Joyce and Jackson hurried away, and soon the sound of dull hammering and the tear of rending wood came to the ears of the others, followed a moment later by a series of triumphant yells. Then Joyce appeared, fairly mad with excitement.

“Hurroush! Hurroush!” he screamed. “We’ve found it! We’ve found it! Tons and tons of solid gold! Kathleen, mavourneen, we’re rich—we’re rich! We’ll go back to Galway and buy the little place beyant the hill, and——”

“Whist! Whist! Tim, man! An’ will you first be tellin’ me how you’re going to get yerself away, let alone your tons of gold?”

So absorbed was the party in the discovery of the gold that they forgot everything else—the danger from Forbes, the utter uselessness of the treasure, the necessity of crossing the channel and making their way to the southern coast. Even Dorothy, used to wealth as she was, caught the infection, and babbled away as excitedly as a child.

Howard was the first to recover his poise and to plan for the future. It was, he knew, utterly hopeless to try to tear Joyce and Jackson, or even the missionary away from the galleon until their excitement had spent itself. Indeed, he himself felt positively ill at thought of abandoning the gold, unavoidable as such action undoubtedly was. By rough calculation, he estimated that there were twelve tons of the treasure, worth about six million dollars, under their very feet, free for them to carry away, and yet as utterly unavailable as so much sand. Indeed, in so far as unwillingness to leave it should delay movements of the party, it was a positive detriment.

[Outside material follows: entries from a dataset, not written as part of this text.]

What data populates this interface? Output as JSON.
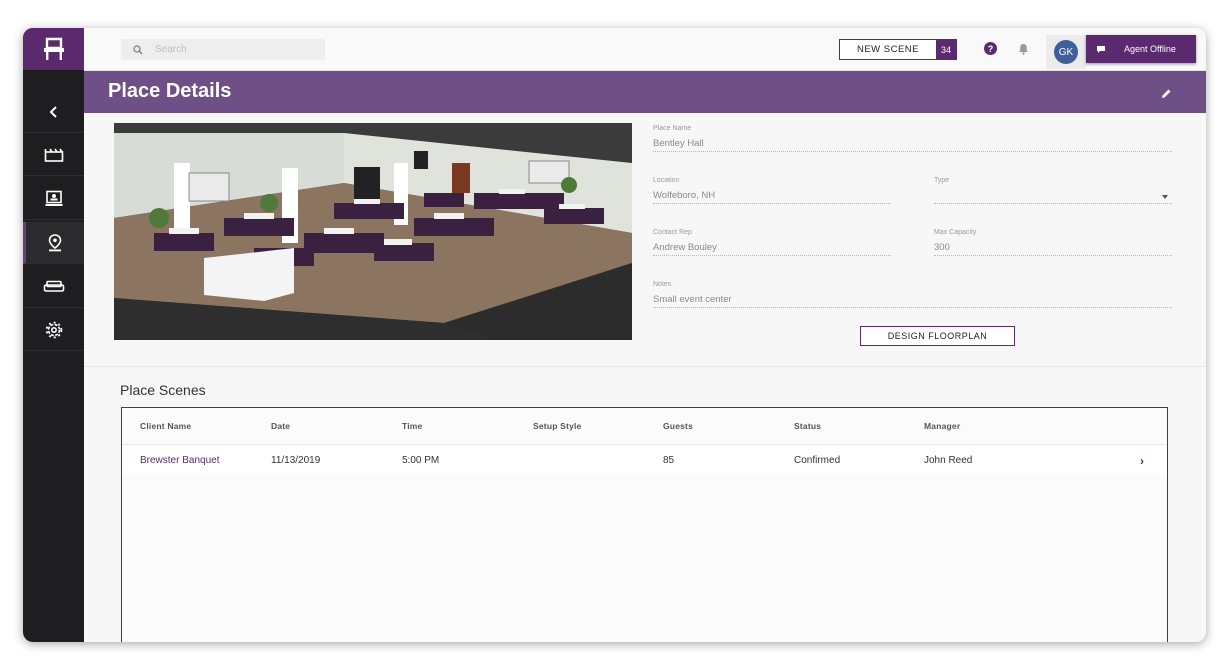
{
  "search": {
    "placeholder": "Search"
  },
  "topbar": {
    "new_scene_label": "NEW SCENE",
    "new_scene_count": "34",
    "help_glyph": "?",
    "avatar_initials": "GK",
    "agent_status": "Agent Offline"
  },
  "header": {
    "title": "Place Details"
  },
  "place": {
    "name_label": "Place Name",
    "name_value": "Bentley Hall",
    "location_label": "Location",
    "location_value": "Wolfeboro, NH",
    "type_label": "Type",
    "type_value": "",
    "contact_label": "Contact Rep",
    "contact_value": "Andrew Bouley",
    "capacity_label": "Max Capacity",
    "capacity_value": "300",
    "notes_label": "Notes",
    "notes_value": "Small event center",
    "design_button": "DESIGN FLOORPLAN"
  },
  "scenes": {
    "title": "Place Scenes",
    "columns": [
      "Client Name",
      "Date",
      "Time",
      "Setup Style",
      "Guests",
      "Status",
      "Manager"
    ],
    "rows": [
      {
        "client": "Brewster Banquet",
        "date": "11/13/2019",
        "time": "5:00 PM",
        "setup": "",
        "guests": "85",
        "status": "Confirmed",
        "manager": "John Reed"
      }
    ]
  },
  "colors": {
    "brand": "#5b2a6e",
    "header": "#6e4f86",
    "sidebar": "#1e1e20",
    "avatar": "#3f5f9a"
  },
  "icons": [
    "logo-chair-icon",
    "back-chevron-icon",
    "scenes-clapper-icon",
    "presentation-icon",
    "location-pin-icon",
    "sofa-icon",
    "gear-icon",
    "search-icon",
    "help-icon",
    "bell-icon",
    "chat-icon",
    "pencil-icon",
    "chevron-right-icon"
  ]
}
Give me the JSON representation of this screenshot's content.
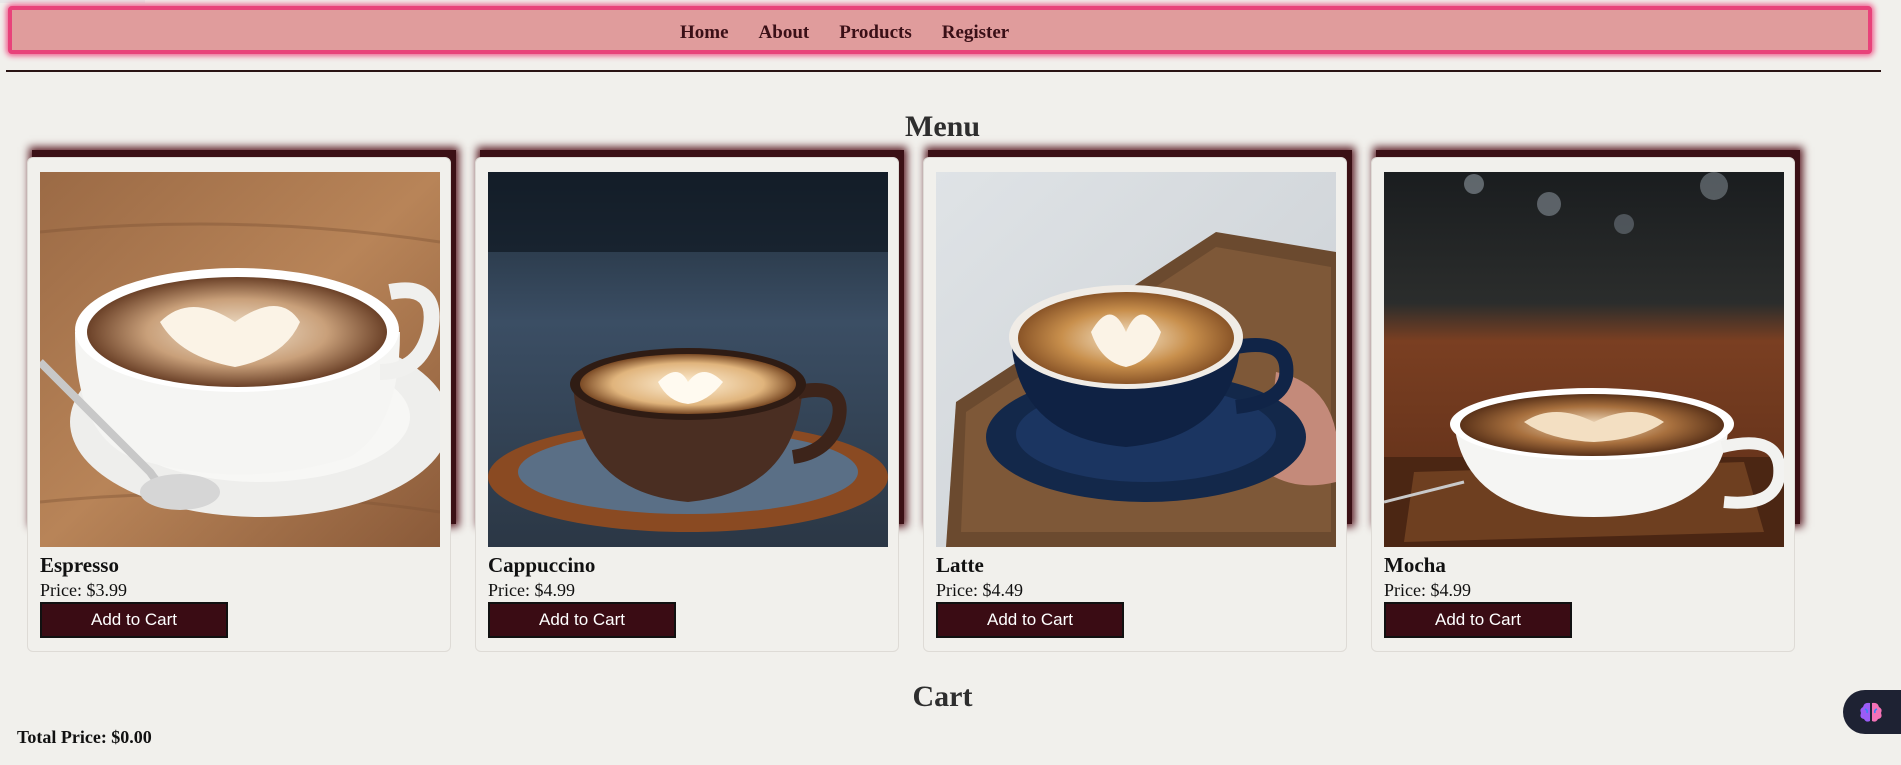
{
  "nav": {
    "links": [
      "Home",
      "About",
      "Products",
      "Register"
    ]
  },
  "menu": {
    "title": "Menu",
    "items": [
      {
        "name": "Espresso",
        "price": "Price: $3.99",
        "button": "Add to Cart",
        "image_icon": "espresso-cup-image"
      },
      {
        "name": "Cappuccino",
        "price": "Price: $4.99",
        "button": "Add to Cart",
        "image_icon": "cappuccino-cup-image"
      },
      {
        "name": "Latte",
        "price": "Price: $4.49",
        "button": "Add to Cart",
        "image_icon": "latte-cup-image"
      },
      {
        "name": "Mocha",
        "price": "Price: $4.99",
        "button": "Add to Cart",
        "image_icon": "mocha-cup-image"
      }
    ]
  },
  "cart": {
    "title": "Cart",
    "total": "Total Price: $0.00"
  },
  "colors": {
    "navbar_bg": "#e09c9c",
    "navbar_border": "#e8427a",
    "button_bg": "#3a0c14",
    "page_bg": "#f1f0ec"
  },
  "floating_button": {
    "icon": "brain-icon"
  }
}
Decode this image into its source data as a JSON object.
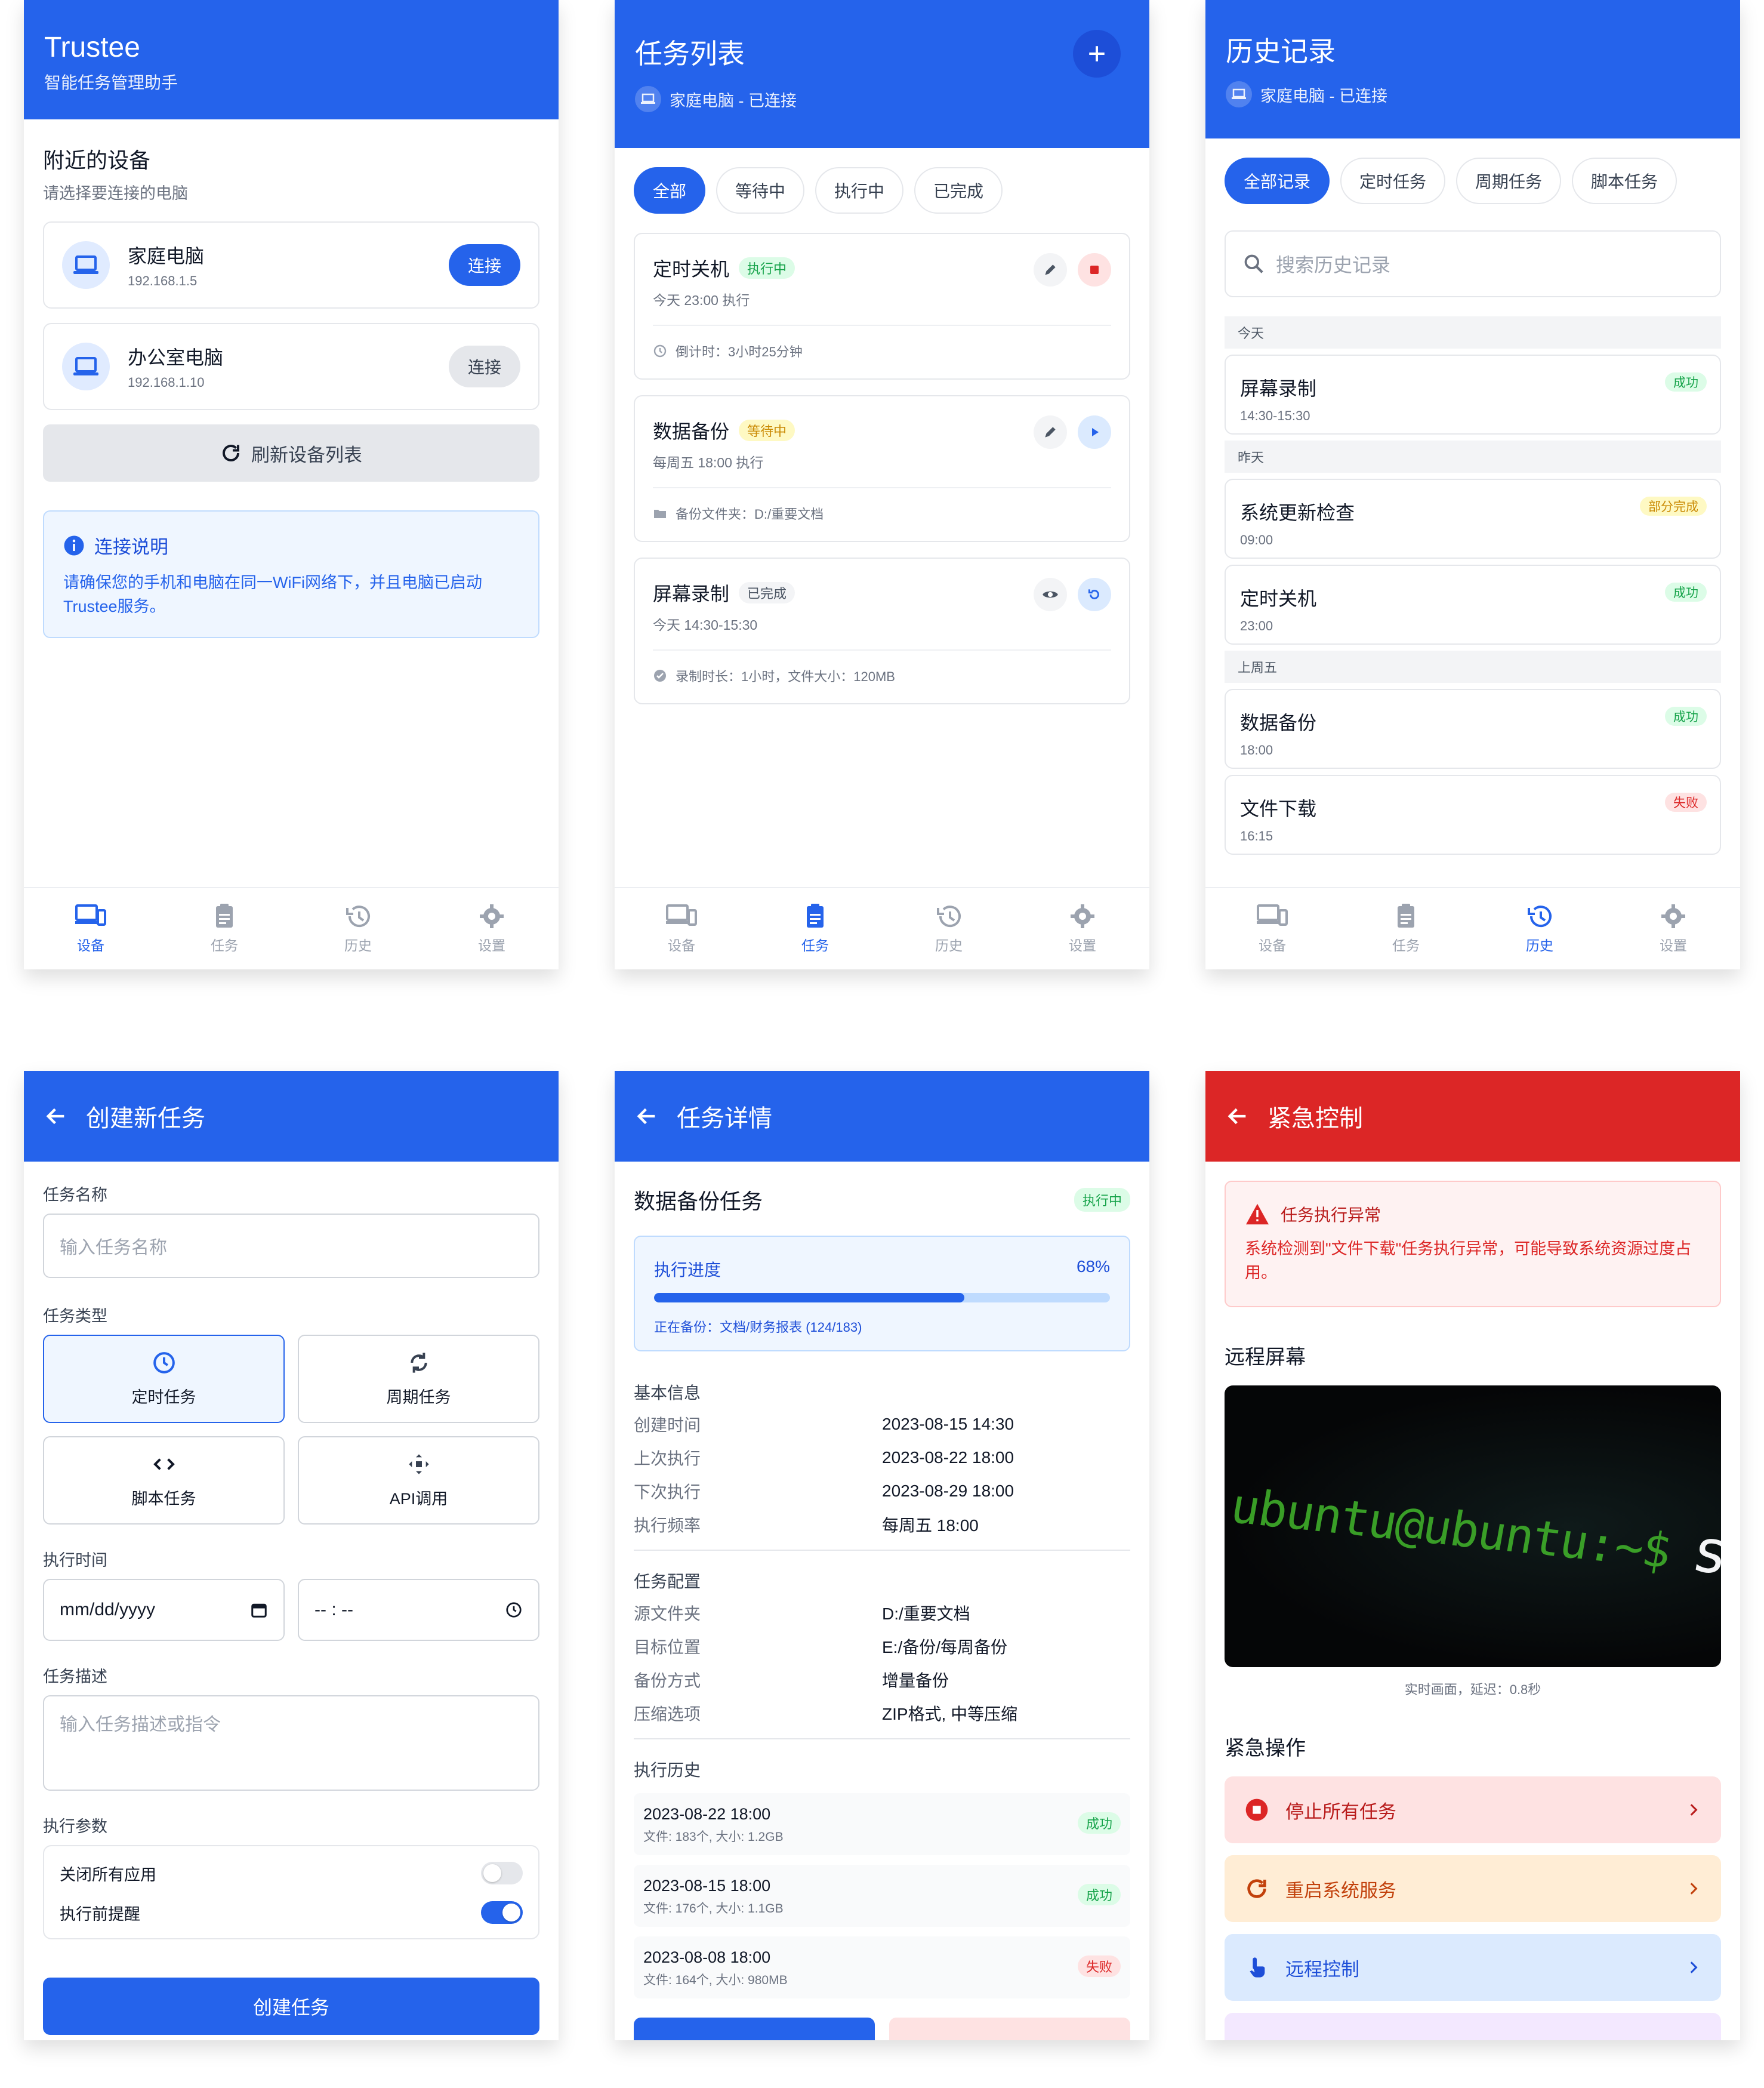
{
  "devices_screen": {
    "app_title": "Trustee",
    "app_subtitle": "智能任务管理助手",
    "section_title": "附近的设备",
    "section_hint": "请选择要连接的电脑",
    "devices": [
      {
        "name": "家庭电脑",
        "ip": "192.168.1.5",
        "button": "连接"
      },
      {
        "name": "办公室电脑",
        "ip": "192.168.1.10",
        "button": "连接"
      }
    ],
    "refresh_label": "刷新设备列表",
    "info_title": "连接说明",
    "info_text": "请确保您的手机和电脑在同一WiFi网络下，并且电脑已启动Trustee服务。"
  },
  "nav": {
    "devices": "设备",
    "tasks": "任务",
    "history": "历史",
    "settings": "设置"
  },
  "tasks_screen": {
    "title": "任务列表",
    "connection": "家庭电脑 - 已连接",
    "tabs": [
      "全部",
      "等待中",
      "执行中",
      "已完成"
    ],
    "tasks": [
      {
        "name": "定时关机",
        "status": "执行中",
        "time": "今天 23:00 执行",
        "footer": "倒计时：3小时25分钟"
      },
      {
        "name": "数据备份",
        "status": "等待中",
        "time": "每周五 18:00 执行",
        "footer": "备份文件夹：D:/重要文档"
      },
      {
        "name": "屏幕录制",
        "status": "已完成",
        "time": "今天 14:30-15:30",
        "footer": "录制时长：1小时，文件大小：120MB"
      }
    ]
  },
  "history_screen": {
    "title": "历史记录",
    "connection": "家庭电脑 - 已连接",
    "tabs": [
      "全部记录",
      "定时任务",
      "周期任务",
      "脚本任务"
    ],
    "search_placeholder": "搜索历史记录",
    "groups": [
      {
        "label": "今天",
        "items": [
          {
            "name": "屏幕录制",
            "time": "14:30-15:30",
            "status": "成功"
          }
        ]
      },
      {
        "label": "昨天",
        "items": [
          {
            "name": "系统更新检查",
            "time": "09:00",
            "status": "部分完成"
          },
          {
            "name": "定时关机",
            "time": "23:00",
            "status": "成功"
          }
        ]
      },
      {
        "label": "上周五",
        "items": [
          {
            "name": "数据备份",
            "time": "18:00",
            "status": "成功"
          },
          {
            "name": "文件下载",
            "time": "16:15",
            "status": "失败"
          }
        ]
      }
    ]
  },
  "create_screen": {
    "title": "创建新任务",
    "name_label": "任务名称",
    "name_placeholder": "输入任务名称",
    "type_label": "任务类型",
    "types": [
      "定时任务",
      "周期任务",
      "脚本任务",
      "API调用"
    ],
    "time_label": "执行时间",
    "date_placeholder": "mm/dd/yyyy",
    "time_placeholder": "-- : --",
    "desc_label": "任务描述",
    "desc_placeholder": "输入任务描述或指令",
    "params_label": "执行参数",
    "params": [
      {
        "label": "关闭所有应用",
        "on": false
      },
      {
        "label": "执行前提醒",
        "on": true
      }
    ],
    "submit": "创建任务"
  },
  "detail_screen": {
    "title": "任务详情",
    "task_name": "数据备份任务",
    "status": "执行中",
    "progress_label": "执行进度",
    "progress_text": "68%",
    "progress": 0.68,
    "progress_note": "正在备份：文档/财务报表 (124/183)",
    "basic_title": "基本信息",
    "basic": [
      {
        "k": "创建时间",
        "v": "2023-08-15 14:30"
      },
      {
        "k": "上次执行",
        "v": "2023-08-22 18:00"
      },
      {
        "k": "下次执行",
        "v": "2023-08-29 18:00"
      },
      {
        "k": "执行频率",
        "v": "每周五 18:00"
      }
    ],
    "config_title": "任务配置",
    "config": [
      {
        "k": "源文件夹",
        "v": "D:/重要文档"
      },
      {
        "k": "目标位置",
        "v": "E:/备份/每周备份"
      },
      {
        "k": "备份方式",
        "v": "增量备份"
      },
      {
        "k": "压缩选项",
        "v": "ZIP格式, 中等压缩"
      }
    ],
    "history_title": "执行历史",
    "runs": [
      {
        "date": "2023-08-22 18:00",
        "info": "文件: 183个, 大小: 1.2GB",
        "status": "成功"
      },
      {
        "date": "2023-08-15 18:00",
        "info": "文件: 176个, 大小: 1.1GB",
        "status": "成功"
      },
      {
        "date": "2023-08-08 18:00",
        "info": "文件: 164个, 大小: 980MB",
        "status": "失败"
      }
    ]
  },
  "emergency_screen": {
    "title": "紧急控制",
    "alert_title": "任务执行异常",
    "alert_text": "系统检测到\"文件下载\"任务执行异常，可能导致系统资源过度占用。",
    "remote_title": "远程屏幕",
    "terminal_prompt": "ubuntu@ubuntu:~$",
    "terminal_cmd": "sudo",
    "screen_caption": "实时画面，延迟：0.8秒",
    "actions_title": "紧急操作",
    "actions": [
      "停止所有任务",
      "重启系统服务",
      "远程控制"
    ]
  },
  "colors": {
    "primary": "#2563eb",
    "danger": "#dc2626",
    "success": "#16a34a",
    "warning": "#ca8a04"
  }
}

He turned and looked at the others. Joyce, Jackson, the missionary, and even Mother Joyce, were working as they had never worked before, taking from the hold the golden bars, each a load for a strong man, and staggering on deck with them in their arms. In vain, Howard tried to check them; they only glared at him, cursed, and hurried back for another load. Joyce and his wife, too old for such labor, soon had to give way, crying like children as they did so; but the others toiled on, hot, black with the grime of ages, half ill from the smells of the shut, musty hold. Their muscles cracked; their backs ached; the sweat streamed down their faces, but still they kept on.

Sick at heart, Howard turned from the scene and wandered to the side of the galleon, where he stood, looking east, hoping the end of the zigzag channel might be somewhere in sight. In vain! As far as his eyes could serve, it stretched away.

Disappointed, his glance dropped to the open water of the channel close at hand, and he stood transfixed. Close beside the galleon, moored strongly fore and aft, lay a slender, queer-shaped boat about sixty feet long. It needed not the trained knowledge of the naval officer to tell that it was a submarine.

Intensely modern in its lines, it was as much out of place in that ancient company as would be a rifle in the hands of Cæsar’s legionaries. Howard’s mouth fairly dropped open as he gazed at it.

But in a moment understanding came. This was the means of escape that Forbes had spoken of: safe, quick, and easy for one with the necessary technical knowledge; the gold on the galleon was part of the fortune that he wanted to get home in safety. No wonder he had been eager to enlist Howard’s aid; and he could have had it—had it all, if he had not presumed on his power to grasp the girl, too! Now he would lose all.